Verma: Gen AI is really important, and it's so easy to use ChatGPT, but what we find is that gen AI makes a good developer better and a worse developer worse. Good developers understand how to write good code and how good code integrates into projects. ChatGPT is just another tool to help write some of the code that fits into the project. That's the big challenge that we try to make sure our executives understand, that not everybody can use this in the most effective manner.
Jennings: There are some practical governance concerns that have emerged. One is understanding the tolerance for bad responses in certain contexts. Some problems, you may be more willing to accept a bad response because you structure the interface in such a way that there's a human in the loop. If you're attempting to not have a human in the loop, that could be problematic depending on what you want the model to do.

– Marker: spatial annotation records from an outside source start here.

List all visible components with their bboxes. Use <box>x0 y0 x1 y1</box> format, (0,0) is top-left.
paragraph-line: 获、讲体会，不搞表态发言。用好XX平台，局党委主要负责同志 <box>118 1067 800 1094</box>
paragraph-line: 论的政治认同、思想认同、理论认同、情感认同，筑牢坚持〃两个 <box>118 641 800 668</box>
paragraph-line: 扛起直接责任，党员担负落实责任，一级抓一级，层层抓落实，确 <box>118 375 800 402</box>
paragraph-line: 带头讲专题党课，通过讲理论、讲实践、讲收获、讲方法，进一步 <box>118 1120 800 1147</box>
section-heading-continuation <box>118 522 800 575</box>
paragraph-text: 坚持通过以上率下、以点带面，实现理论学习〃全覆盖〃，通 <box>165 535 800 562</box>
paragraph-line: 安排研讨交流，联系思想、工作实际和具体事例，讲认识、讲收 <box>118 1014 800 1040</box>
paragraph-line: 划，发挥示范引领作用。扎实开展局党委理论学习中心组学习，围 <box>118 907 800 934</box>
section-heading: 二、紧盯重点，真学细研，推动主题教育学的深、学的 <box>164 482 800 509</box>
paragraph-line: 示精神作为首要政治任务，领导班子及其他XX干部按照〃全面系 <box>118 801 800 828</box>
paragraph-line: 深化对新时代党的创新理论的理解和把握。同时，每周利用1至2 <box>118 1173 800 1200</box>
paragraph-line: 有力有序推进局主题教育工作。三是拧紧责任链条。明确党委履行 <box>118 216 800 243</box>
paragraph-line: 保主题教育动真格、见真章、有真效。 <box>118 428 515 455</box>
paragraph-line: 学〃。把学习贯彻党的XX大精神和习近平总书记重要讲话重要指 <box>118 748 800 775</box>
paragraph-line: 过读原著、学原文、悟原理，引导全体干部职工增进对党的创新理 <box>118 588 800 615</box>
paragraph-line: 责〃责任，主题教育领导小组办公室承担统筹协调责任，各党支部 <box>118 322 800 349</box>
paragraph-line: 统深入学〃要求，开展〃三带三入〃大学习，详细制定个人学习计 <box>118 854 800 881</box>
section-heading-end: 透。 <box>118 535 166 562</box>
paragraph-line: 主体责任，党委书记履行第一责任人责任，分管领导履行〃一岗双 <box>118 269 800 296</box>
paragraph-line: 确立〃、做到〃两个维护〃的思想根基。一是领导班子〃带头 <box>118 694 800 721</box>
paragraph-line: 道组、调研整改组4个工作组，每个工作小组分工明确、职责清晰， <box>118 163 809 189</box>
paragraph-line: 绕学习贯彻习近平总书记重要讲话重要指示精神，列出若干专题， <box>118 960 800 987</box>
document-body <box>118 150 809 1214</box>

Just getting better muscle for the organization to have a good intuition about where these models can potentially fail and in what ways.
In addition to that, understanding what training data went into that model, especially as models are used more as agents and have privileged access to different applications and data sources that might be pretty sensitive.
Kapoor: I think one of the biggest challenges that can happen is how companies use the data that comes back from LLM models and how they're going to use it within the application. Removing the human component scares me a lot.
Verma: It's automation versus augmentation. There are a lot of cases where augmentation is the big gain. I think automation is a very small, closed case β there are very few things I think LLMs are ready in the world right now to automate.